Steve
Well-known member
each time Disagreeable is presented with facts to show her thoeries wrong she starts calling names, Lier is her favorite, ,,,but she has many, ...in an effort to understand the extreme liberal I did a little research and it seems she is just one of few, in a group of slowly declining crowd,
it seems they are becoming extinct, dispite extreme efforts to save them, The following article shows some insight in how they can't seem to accept thier pending extinction. (appearantly they aborted thier young, had sex with like types and are unable of sustaining thier kind)...
"But rather than face the music of constantly losing elections, liberals seek to discredit President Bush's mandate. Aside from the fact that President Bush won the most votes in the history of the United States, not to mention expanding over his 2000 showing in every state with the exception of Vermont (but including John Kerry's home state of Massachusetts), what will it take to convince them?
Sure, it may not have been a very wide margin, but President Clinton never even achieved 50% of the vote. Instead, he only got 43% in 1992 and 49% in 1996. Did both of these elections stop him from claiming a mandate? The fact that the Democrats had control of both houses of Congress in 1993 didn't stop liberals from approvingly interpret the election as a mandate for an end to gridlock.
John Kerry polled six million more votes than Al Gore, but it wasn't enough. As William Voegeli of the Claremont Institute writes, "But in 2004 they [the Democrats] registered and brought to the polls every prospective voter they might realistically hope to find-and still lost." In 2002, Republicans captured a majority of state legislatures for the first time since 1952. 2003 became the second consecutive year in almost 75 years that there were more registered Republicans than Democrats. In 2004, Mr. Bush became the first Republican president in 104 years to get re-elected with majorities in both houses of Congress-something not even Ronald Reagan enjoyed."
it seems they are becoming extinct, dispite extreme efforts to save them, The following article shows some insight in how they can't seem to accept thier pending extinction. (appearantly they aborted thier young, had sex with like types and are unable of sustaining thier kind)...

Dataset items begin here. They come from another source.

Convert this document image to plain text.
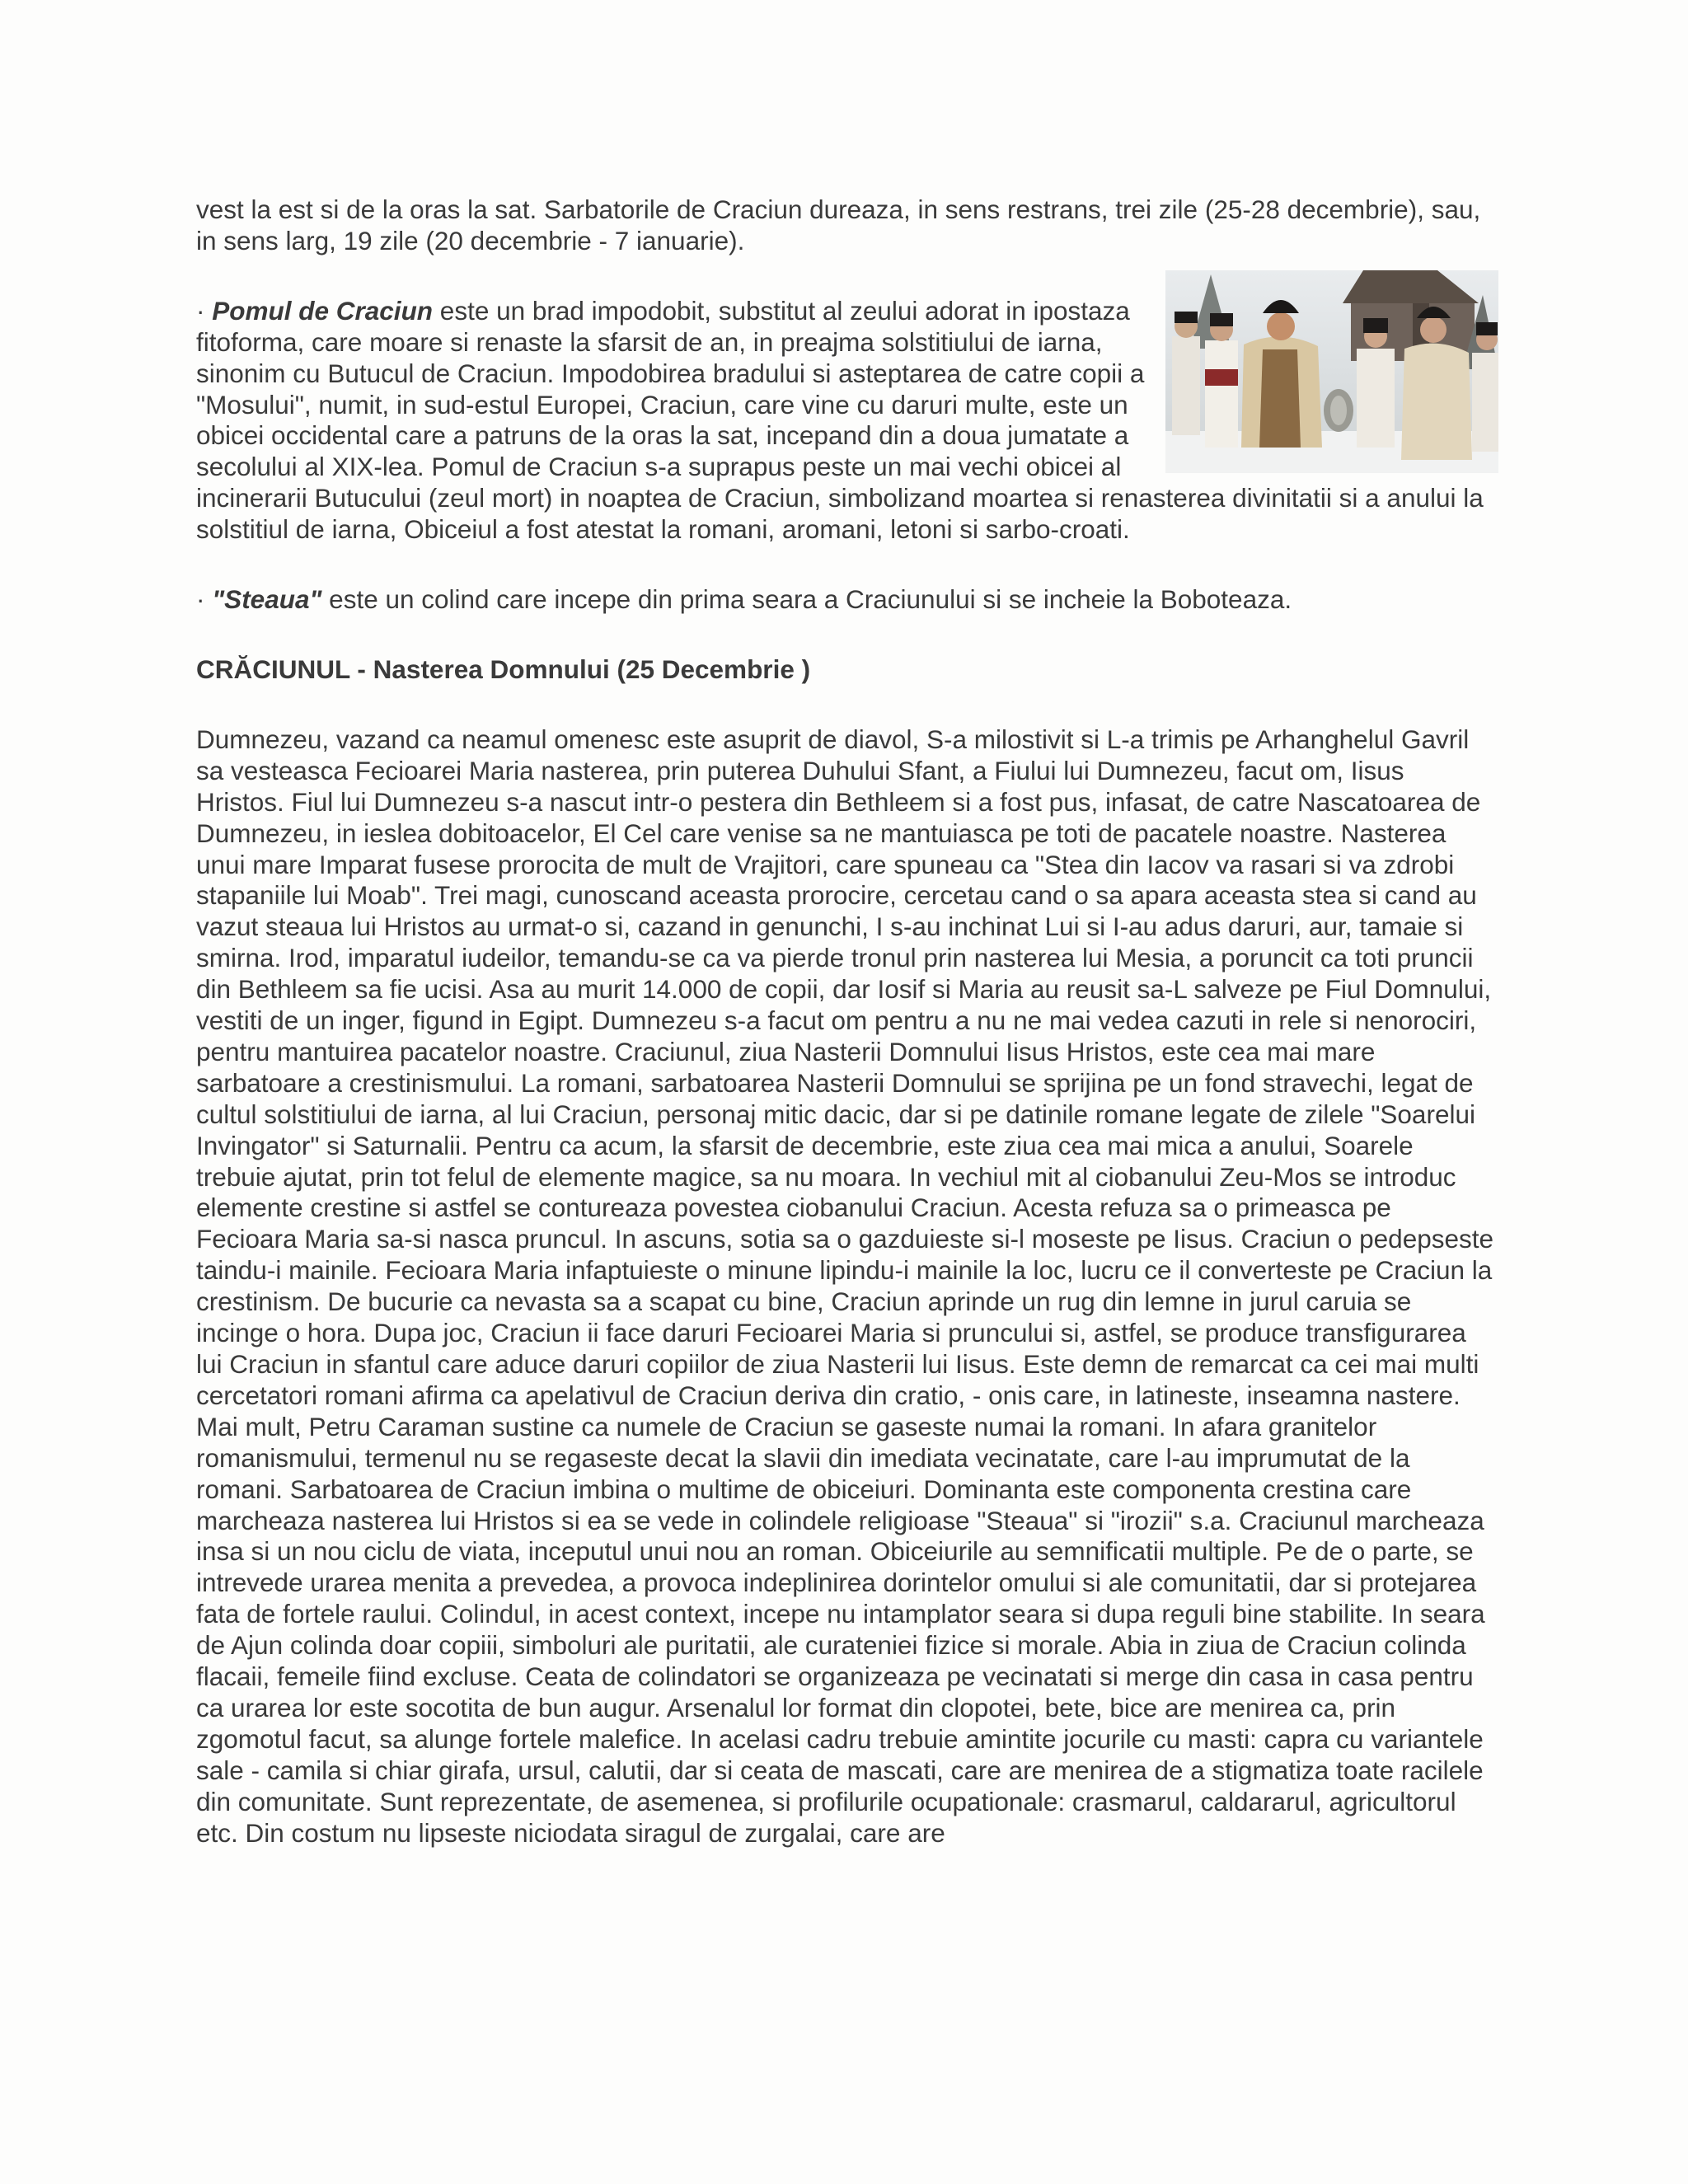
vest la est si de la oras la sat. Sarbatorile de Craciun dureaza, in sens restrans, trei zile (25-28 decembrie), sau, in sens larg, 19 zile (20 decembrie - 7 ianuarie).

· Pomul de Craciun este un brad impodobit, substitut al zeului adorat in ipostaza fitoforma, care moare si renaste la sfarsit de an, in preajma solstitiului de iarna, sinonim cu Butucul de Craciun. Impodobirea bradului si asteptarea de catre copii a "Mosului", numit, in sud-estul Europei, Craciun, care vine cu daruri multe, este un obicei occidental care a patruns de la oras la sat, incepand din a doua jumatate a secolului al XIX-lea. Pomul de Craciun s-a suprapus peste un mai vechi obicei al incinerarii Butucului (zeul mort) in noaptea de Craciun, simbolizand moartea si renasterea divinitatii si a anului la solstitiul de iarna, Obiceiul a fost atestat la romani, aromani, letoni si sarbo-croati.

· "Steaua" este un colind care incepe din prima seara a Craciunului si se incheie la Boboteaza.

CRĂCIUNUL - Nasterea Domnului (25 Decembrie )

Dumnezeu, vazand ca neamul omenesc este asuprit de diavol, S-a milostivit si L-a trimis pe Arhanghelul Gavril sa vesteasca Fecioarei Maria nasterea, prin puterea Duhului Sfant, a Fiului lui Dumnezeu, facut om, Iisus Hristos. Fiul lui Dumnezeu s-a nascut intr-o pestera din Bethleem si a fost pus, infasat, de catre Nascatoarea de Dumnezeu, in ieslea dobitoacelor, El Cel care venise sa ne mantuiasca pe toti de pacatele noastre. Nasterea unui mare Imparat fusese prorocita de mult de Vrajitori, care spuneau ca "Stea din Iacov va rasari si va zdrobi stapaniile lui Moab". Trei magi, cunoscand aceasta prorocire, cercetau cand o sa apara aceasta stea si cand au vazut steaua lui Hristos au urmat-o si, cazand in genunchi, I s-au inchinat Lui si I-au adus daruri, aur, tamaie si smirna. Irod, imparatul iudeilor, temandu-se ca va pierde tronul prin nasterea lui Mesia, a poruncit ca toti pruncii din Bethleem sa fie ucisi. Asa au murit 14.000 de copii, dar Iosif si Maria au reusit sa-L salveze pe Fiul Domnului, vestiti de un inger, figund in Egipt. Dumnezeu s-a facut om pentru a nu ne mai vedea cazuti in rele si nenorociri, pentru mantuirea pacatelor noastre. Craciunul, ziua Nasterii Domnului Iisus Hristos, este cea mai mare sarbatoare a crestinismului. La romani, sarbatoarea Nasterii Domnului se sprijina pe un fond stravechi, legat de cultul solstitiului de iarna, al lui Craciun, personaj mitic dacic, dar si pe datinile romane legate de zilele "Soarelui Invingator" si Saturnalii. Pentru ca acum, la sfarsit de decembrie, este ziua cea mai mica a anului, Soarele trebuie ajutat, prin tot felul de elemente magice, sa nu moara. In vechiul mit al ciobanului Zeu-Mos se introduc elemente crestine si astfel se contureaza povestea ciobanului Craciun. Acesta refuza sa o primeasca pe Fecioara Maria sa-si nasca pruncul. In ascuns, sotia sa o gazduieste si-l moseste pe Iisus. Craciun o pedepseste taindu-i mainile. Fecioara Maria infaptuieste o minune lipindu-i mainile la loc, lucru ce il converteste pe Craciun la crestinism. De bucurie ca nevasta sa a scapat cu bine, Craciun aprinde un rug din lemne in jurul caruia se incinge o hora. Dupa joc, Craciun ii face daruri Fecioarei Maria si pruncului si, astfel, se produce transfigurarea lui Craciun in sfantul care aduce daruri copiilor de ziua Nasterii lui Iisus. Este demn de remarcat ca cei mai multi cercetatori romani afirma ca apelativul de Craciun deriva din cratio, - onis care, in latineste, inseamna nastere. Mai mult, Petru Caraman sustine ca numele de Craciun se gaseste numai la romani. In afara granitelor romanismului, termenul nu se regaseste decat la slavii din imediata vecinatate, care l-au imprumutat de la romani. Sarbatoarea de Craciun imbina o multime de obiceiuri. Dominanta este componenta crestina care marcheaza nasterea lui Hristos si ea se vede in colindele religioase "Steaua" si "irozii" s.a. Craciunul marcheaza insa si un nou ciclu de viata, inceputul unui nou an roman. Obiceiurile au semnificatii multiple. Pe de o parte, se intrevede urarea menita a prevedea, a provoca indeplinirea dorintelor omului si ale comunitatii, dar si protejarea fata de fortele raului. Colindul, in acest context, incepe nu intamplator seara si dupa reguli bine stabilite. In seara de Ajun colinda doar copiii, simboluri ale puritatii, ale curateniei fizice si morale. Abia in ziua de Craciun colinda flacaii, femeile fiind excluse. Ceata de colindatori se organizeaza pe vecinatati si merge din casa in casa pentru ca urarea lor este socotita de bun augur. Arsenalul lor format din clopotei, bete, bice are menirea ca, prin zgomotul facut, sa alunge fortele malefice. In acelasi cadru trebuie amintite jocurile cu masti: capra cu variantele sale - camila si chiar girafa, ursul, calutii, dar si ceata de mascati, care are menirea de a stigmatiza toate racilele din comunitate. Sunt reprezentate, de asemenea, si profilurile ocupationale: crasmarul, caldararul, agricultorul etc. Din costum nu lipseste niciodata siragul de zurgalai, care are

Democrat leaders claim that they haven't got their message out. Facts don't support that claim.
A Pew Research Center survey of journalists and media executives revealed that there are five times as many Liberals as Conservatives in their profession. And, in the entertainment and academic professions, the ratio is even higher. So, it is safe to say that Liberals control the media, entertainment, and academic professions.
As a result, Liberals have had the luxury of ignoring Conservative America. On the other hand, Conservatives cannot escape the world view of the Liberals. This has led the Liberals to arrogantly believe that everyone thinks like them. The Liberals delight in labeling the opposition as stupid, bigoted, sexist, homophobic, insensitive redneck hicks.
But the same people the Liberals scorn, see the social and economic problems quite differently, and vote accordingly. This inability to understand Conservative values is a major reason Democrats are finding it difficult to accept defeat.
"But rather than face the music of constantly losing elections, liberals seek to discredit President Bush's mandate. Aside from the fact that President Bush won the most votes in the history of the United States, not to mention expanding over his 2000 showing in every state with the exception of Vermont (but including John Kerry's home state of Massachusetts), what will it take to convince them?
Sure, it may not have been a very wide margin, but President Clinton never even achieved 50% of the vote. Instead, he only got 43% in 1992 and 49% in 1996. Did both of these elections stop him from claiming a mandate? The fact that the Democrats had control of both houses of Congress in 1993 didn't stop liberals from approvingly interpret the election as a mandate for an end to gridlock.
John Kerry polled six million more votes than Al Gore, but it wasn't enough. As William Voegeli of the Claremont Institute writes, "But in 2004 they [the Democrats] registered and brought to the polls every prospective voter they might realistically hope to find-and still lost." In 2002, Republicans captured a majority of state legislatures for the first time since 1952. 2003 became the second consecutive year in almost 75 years that there were more registered Republicans than Democrats. In 2004, Mr. Bush became the first Republican president in 104 years to get re-elected with majorities in both houses of Congress-something not even Ronald Reagan enjoyed."